All you need to know about the appointment of Supreme Court Judges

Written by : Bhargavi Kumari 

INTRODCUTION

The Supreme Court of India was inaugurated on 28th of January 1950, two days after India was declared a republic. It replaced the Federal Court of India which was established under the Government of India Act, 1935. However, its jurisdiction is greater than its predecessor in the sense that it replaced the Judicial Committee of Privy Council as the highest court of appeal in India. Chapter IV, Part 5 of the constitution deals with the provisions regarding union judiciary. 

At present, the Supreme Court consists of one chief justice and 33 puisne judges. Originally this sanctioned strength was 8 including the chief justice. 

To be qualified to be a judge of the Supreme court, a person must be a citizen of India and must have served as a judge of a high court (or high courts in succession) for 5 years or an advocate of a high court (or high courts in succession) for ten years or be a distinguished jurist in the opinion of the president.

To date, no judge of the Supreme Court has been appointed through the third method and only 9 supreme court judges have been appointed based on their service as an advocate for 10 years in the high court with the most recent appointment of Justice KV Vishwanathan. 

The president appoints the Chief Justice of India and the Judges of the Supreme Court under Article 124(2) of the Constitution. For the appointment of supreme court judges, the constitution obligates the president to consult with the chief justice and such other judges of the supreme court and high court as he deems necessary. The chief justice is to be appointed by the president after consultation with judges of the supreme court and high court as he deems necessary. 

Before 1973, the practice had been to appoint the seniormost judge of the supreme court as the chief justice of India. This convention was defied in 1973 when AN Ray was appointed as the Chief Justice by superseding 3 senior judges and later in 1977 when MU Beg was appointed as the chief justice instead of the then seniormost judge. This led to the creation of the collegium system of supreme court over the course of three cases to ensure the independence of judiciary and separation of power in the appointment of judges. These three judgements are collectively known as the three judges’ case. 

In SR Gupta vs Union of India, also known as the Judges Transfer Case, the court held that the word “consultation” meant mere exchange of views and does not necessitate concurrence thereby vesting the ultimate power in the hands of the central government. 

In Supreme Court Advocates on Record Association vs Union of India, 1993 (2nd Judges case) the court overruled its previous judgement and interpreted consultation as concurrence. In other words, it held that the advice tendered by the chief justice was binding on the president. In the event of conflicting opinions between judiciary and executive, the opinion of judiciary would take primacy. But it also held that the advice by the chief justice shall be given after consulting two of the seniormost judges of the supreme court.

Furthermore, it necessitated the appointment of the senior most judge of the supreme court as the chief justice of India. 

The third judge case (Special Reference Case 1 of 1998) was not a case but an opinion delivered by the supreme court regarding a presidential reference raised by the then president KR Narayana through article 143 to seek clarification on the collegium system as laid down in the second judge case.
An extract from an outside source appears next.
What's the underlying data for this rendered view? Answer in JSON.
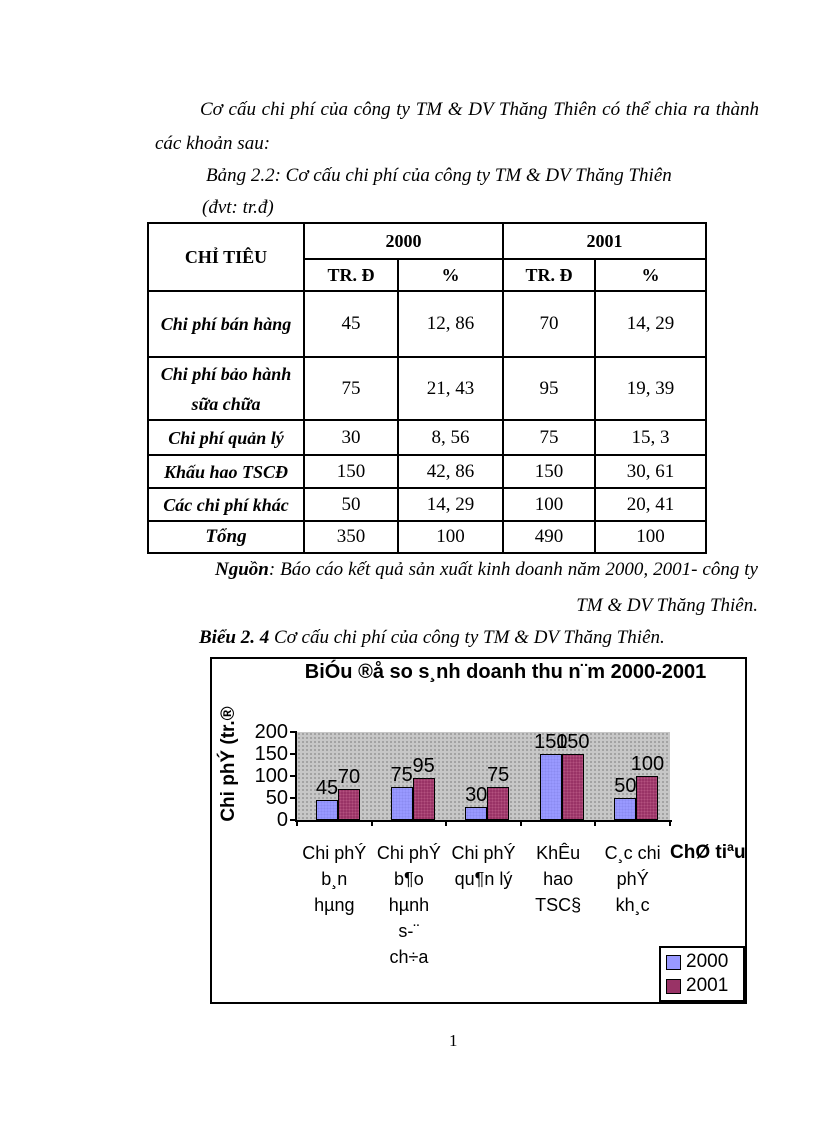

Here, the court opined that under article 124(2) of the constitution, the chief justice must consult a collegium of four seniormost judges of the supreme court and if even two of the judges give an adverse opinion, the recommendation shall not be forwarded. Collective decision by the “plurality of judges” was required as checks against arbitrariness and concentration of power in one person. It also required for the opinion of the judges to be in writing to avoid any ambiguity. 

However, the 99th constitutional amendment act of 2014 replaced the collegium system with the National Judicial Appointment Commission (NJAC) formed by NJAC Act,2014. The NJAC would be a six-member committee of the chief justice, two seniormost judges of supreme court, the union law minister and two eminent persons nominated by a committee of chief justice, prime minister, and leader of opposition. 

This amendment was struck down by the Supreme Court in Supreme Court Advocates On Record Association Vs Union Of India, 2015 (4th Judge case) as unconstitutional for altering the basic structure of constitution as it confers arbitrary power to executive thereby compromising with the independence of judiciary. It upheld the collegium system as before NJAC but also acknowledged its imperfections as a system of “judges appointing judges,” lack of transparency etc. It held that even though the collegium system comes with its own set of problems, a better alternative is yet to be found. 

CONCLUSION

The collegium system has evolved over the years through various judgements for the appointment of Supreme Court judges while also maintaining the independence of judiciary. While the broader criterions like age, qualifications and nationality are constitutionally mandated and leave no room for alteration, the finer parameters for the appointment are still unknown. This practically leads to bias and unfairness. Thus, a fairer and more open form of collegium system is necessary to ensure an effective exercise of its judicial duties.